We aim at creating universal information network in which sensor network and IoT devices act as more autonomous and active artefacts and forms a symbiotic relation with natural objects. Research challenges include low-cost and rapid digital fabrication technology to produce smart IoT devices such as sensors, robots, and wearable devices, energy harvesting and wireless power transmission technology for sustainable operation of the IoT devices, and design of an autonomous system architecture that harnesses such energy sources. We foster vertical integration of a new interaction technologies dealing with human-to-object and object-to-object relations in the new material systems enabled by our technology.

Yoshihiro Kawahara
is conducting research in the areas of Computer Networks and Ubiquitous Computing. In 2014, he established a company named AgIC, Inc based on his academic research work on printed electronics. In 2015, he established another company named SenSprout Inc, whose mission is to develop low cost agricultural sensors to save the water needed to grow plants.

Dr. Harun H. Solak, EULITHA AG, Switzerland
« Nano-patterning for better and more efficient photonic devices »
Because of its wave nature, light interacts strongly with periodic structures which have length scale on the order of the wavelength. This phenomenon provides the foundation of a very rich area of physics which has led to the development of countless uses from spectrometers to photonic crystals. The fabrication of high quality periodic structures for such applications has been an active area of research for several decades now. The PHABLE photolithography technology developed in recent years enables a new way for production of such structures over large areas at low-cost. The technology has been demonstrated for uniform patterning of 4-inch wafers and it is expected to be used in high volume production of LEDs and other devices in the near future. Other possible applications in the photonics field include production of nanostructures for LCD displays, lasers, biosensors and photovoltaic panels

Dr. Solak has over twenty years of experience in the fields of micro and nano fabrication and x-ray science. He received his Ph.D. from the Electrical Engineering Dept. of the University of Wisconsin-Madison. He set up world’s first EUV-IL systems at the UW-Madison and later at the Paul Scherrer Institute in Switzerland. He has been heading the lithography startup Eulitha which he founded in 2009 together with his partners. Dr. Solak has more than one hundred technical articles published in the fields of nanolithography, x-ray microscopy and semiconductor device reliability.

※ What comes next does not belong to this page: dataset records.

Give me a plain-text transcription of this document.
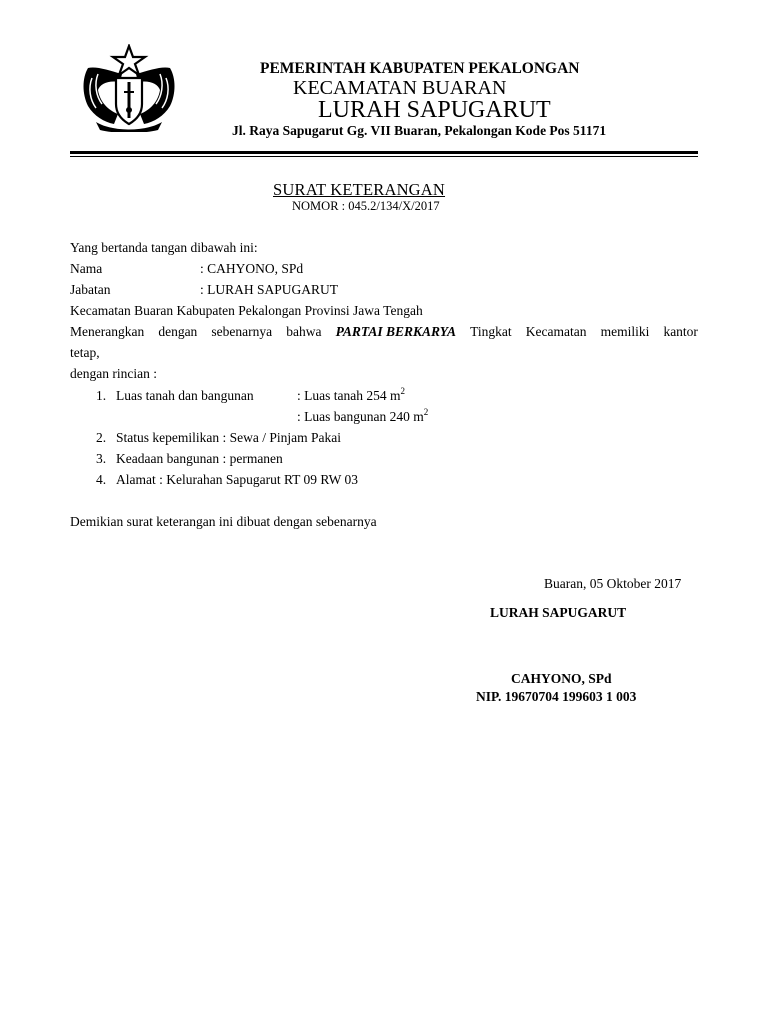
PEMERINTAH KABUPATEN PEKALONGAN
KECAMATAN BUARAN
LURAH SAPUGARUT
Jl. Raya Sapugarut Gg. VII Buaran, Pekalongan Kode Pos 51171
SURAT KETERANGAN
NOMOR : 045.2/134/X/2017
Yang bertanda tangan dibawah ini:
Nama	: CAHYONO, SPd
Jabatan	: LURAH SAPUGARUT
Kecamatan Buaran Kabupaten Pekalongan Provinsi Jawa Tengah
Menerangkan dengan sebenarnya bahwa PARTAI BERKARYA Tingkat Kecamatan memiliki kantor
tetap,
dengan rincian :
1. Luas tanah dan bangunan	: Luas tanah 254 $m^2$
: Luas bangunan 240 $m^2$
2. Status kepemilikan : Sewa / Pinjam Pakai
3. Keadaan bangunan : permanen
4. Alamat : Kelurahan Sapugarut RT 09 RW 03
Demikian surat keterangan ini dibuat dengan sebenarnya
Buaran, 05 Oktober 2017
LURAH SAPUGARUT
CAHYONO, SPd
NIP. 19670704 199603 1 003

Dr. Shimpei Ono, Central Research Institute of Electric Power Industry, Kanagawa, Japan
« Development of iontronics – application for energy harvester  »
Electric field control of charge carrier density has long been a key technology to tune the physical properties of condensed matter, exploring the modern semiconductor industry. One of the big challenges is to increase the maximum attainable carrier density, however it is limited by the quality of gate dielectrics.
In this talk, I’m going to show the novel technique to modulate carrier density making use of ionic liquid electrolytes. With electrolyte gating, we can modulate up to 10^15/cm2 of carrier density at the interface which is 2 orders of magnitude larger than conventional gate dielectrics and demonstrate that we can indeed control metal-to-insulator and ferromagnetic-paramagnetic transition by electric-field effect doping. I also will show our recent progress (energy harvester and light emitting device) using ionic liquid electrolytes.

Dr. Shimpei Ono is involved for the last 10 years in the research of novel electronics with ionic liquids. He is a visiting professor at University of Grenoble Alps within the flame work of Chair of Excellence program with LANEF.